I just think radio at this stage is no different than almost any other industry. Culturally, there is SO MUCH focus on "pleasing the higher ups" ... and the higher ups are all about pleasing shareholders ... and shareholders have little tolerance for a long-term vision. Even all that stuff tends to come down to ill-informed analysts making predictions that, like Renner and everyone else, have to be retracted two days later when the actual performance differs significantly from forecast. All that stuff much more transparent since the 1980's (remember Michael Douglas ... "greed ... is good"!!) when we suddenly had this huge obsession with every company being a Wall Street cash cow and haven't looked back since.

All this rambling to say that if the whole performance is measured in hours and not decades ... unlikely the thought process is going to be much different than that which leads to the outcome we're seeing this quarter. Lots of bloodshed ahead, I suspect.....
 
LITTLEBOYBLUE said:
Even all that stuff tends to come down to ill-informed analysts making predictions that, like Renner and everyone else, have to be retracted two days later when the actual performance differs significantly from forecast. All that stuff much more transparent since the 1980's (remember Michael Douglas ... "greed ... is good"!!) when we suddenly had this huge obsession with every company being a Wall Street cash cow and haven't looked back since.

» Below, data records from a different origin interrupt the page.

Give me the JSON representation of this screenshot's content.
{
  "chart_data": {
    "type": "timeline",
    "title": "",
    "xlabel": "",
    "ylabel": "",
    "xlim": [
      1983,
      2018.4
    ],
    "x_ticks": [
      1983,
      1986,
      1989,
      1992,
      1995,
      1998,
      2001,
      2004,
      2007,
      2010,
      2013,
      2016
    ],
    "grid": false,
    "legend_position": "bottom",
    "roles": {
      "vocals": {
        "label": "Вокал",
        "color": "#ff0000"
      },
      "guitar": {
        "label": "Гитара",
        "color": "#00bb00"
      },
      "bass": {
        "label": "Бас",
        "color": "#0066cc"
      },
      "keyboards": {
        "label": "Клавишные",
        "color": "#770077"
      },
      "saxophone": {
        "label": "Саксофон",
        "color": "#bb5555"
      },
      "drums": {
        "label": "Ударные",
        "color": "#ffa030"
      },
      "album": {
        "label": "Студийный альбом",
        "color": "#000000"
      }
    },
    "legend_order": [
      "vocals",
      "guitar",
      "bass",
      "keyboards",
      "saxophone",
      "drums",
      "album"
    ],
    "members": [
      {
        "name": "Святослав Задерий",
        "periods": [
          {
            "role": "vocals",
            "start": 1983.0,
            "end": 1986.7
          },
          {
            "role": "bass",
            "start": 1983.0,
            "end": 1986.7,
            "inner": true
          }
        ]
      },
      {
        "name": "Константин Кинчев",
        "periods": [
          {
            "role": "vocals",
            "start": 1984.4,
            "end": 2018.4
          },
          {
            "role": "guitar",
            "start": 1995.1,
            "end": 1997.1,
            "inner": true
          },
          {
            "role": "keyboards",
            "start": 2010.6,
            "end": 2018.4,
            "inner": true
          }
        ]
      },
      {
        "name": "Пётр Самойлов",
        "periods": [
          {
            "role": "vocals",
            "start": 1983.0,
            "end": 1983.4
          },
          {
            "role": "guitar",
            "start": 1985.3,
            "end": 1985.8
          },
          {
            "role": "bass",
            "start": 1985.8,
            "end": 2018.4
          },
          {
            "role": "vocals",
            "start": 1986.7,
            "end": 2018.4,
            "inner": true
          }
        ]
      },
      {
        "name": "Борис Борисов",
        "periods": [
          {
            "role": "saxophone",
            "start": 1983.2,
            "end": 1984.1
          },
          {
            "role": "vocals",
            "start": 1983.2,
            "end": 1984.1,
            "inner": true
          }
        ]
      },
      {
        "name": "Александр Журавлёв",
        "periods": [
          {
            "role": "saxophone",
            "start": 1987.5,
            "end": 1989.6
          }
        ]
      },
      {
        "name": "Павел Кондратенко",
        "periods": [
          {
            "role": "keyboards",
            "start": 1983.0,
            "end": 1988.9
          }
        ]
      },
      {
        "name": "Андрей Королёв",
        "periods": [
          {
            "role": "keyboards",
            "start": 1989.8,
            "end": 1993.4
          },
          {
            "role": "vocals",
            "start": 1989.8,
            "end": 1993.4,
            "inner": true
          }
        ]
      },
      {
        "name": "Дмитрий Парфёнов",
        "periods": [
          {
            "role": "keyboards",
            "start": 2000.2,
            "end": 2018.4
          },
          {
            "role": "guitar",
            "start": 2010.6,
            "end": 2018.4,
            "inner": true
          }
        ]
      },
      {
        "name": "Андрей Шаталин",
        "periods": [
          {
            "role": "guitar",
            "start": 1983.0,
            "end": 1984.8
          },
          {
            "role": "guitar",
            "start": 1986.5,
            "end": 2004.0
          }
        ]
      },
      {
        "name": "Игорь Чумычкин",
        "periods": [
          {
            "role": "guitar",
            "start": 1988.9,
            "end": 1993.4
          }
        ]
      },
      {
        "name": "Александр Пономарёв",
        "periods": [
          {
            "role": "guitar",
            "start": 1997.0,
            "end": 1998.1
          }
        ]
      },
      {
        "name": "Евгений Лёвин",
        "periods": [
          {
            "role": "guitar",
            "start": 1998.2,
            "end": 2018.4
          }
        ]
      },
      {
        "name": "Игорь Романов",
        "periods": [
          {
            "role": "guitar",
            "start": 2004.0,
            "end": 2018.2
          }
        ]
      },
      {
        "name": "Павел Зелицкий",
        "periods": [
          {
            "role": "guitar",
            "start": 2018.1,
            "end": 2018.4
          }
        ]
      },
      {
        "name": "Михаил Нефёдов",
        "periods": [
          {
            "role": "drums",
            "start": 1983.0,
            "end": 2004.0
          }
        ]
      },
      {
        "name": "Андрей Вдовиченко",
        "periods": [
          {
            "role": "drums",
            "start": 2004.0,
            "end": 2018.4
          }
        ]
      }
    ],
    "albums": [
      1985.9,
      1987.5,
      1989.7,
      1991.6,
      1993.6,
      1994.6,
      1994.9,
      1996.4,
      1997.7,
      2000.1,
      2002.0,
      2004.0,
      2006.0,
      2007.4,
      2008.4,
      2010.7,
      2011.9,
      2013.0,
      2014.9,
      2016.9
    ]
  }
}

Alan Greenspan had a name for it, "Irrational Exhuberance".

And "irrational" it is, to say nothing of "insane". As far as Andy, Jeff and Steve's predictions are concerned, at least Doppler radar works most of the time.

Some people never learn....
 
Dan McKay said:
Right now they're all still on the new Bonneville MyNorthwest.com site ... any news on what they'll be replacing all those hours of programming with?

Dan,

Dunno, but I'm willing to bet it comes off a Starguide sat. receiver!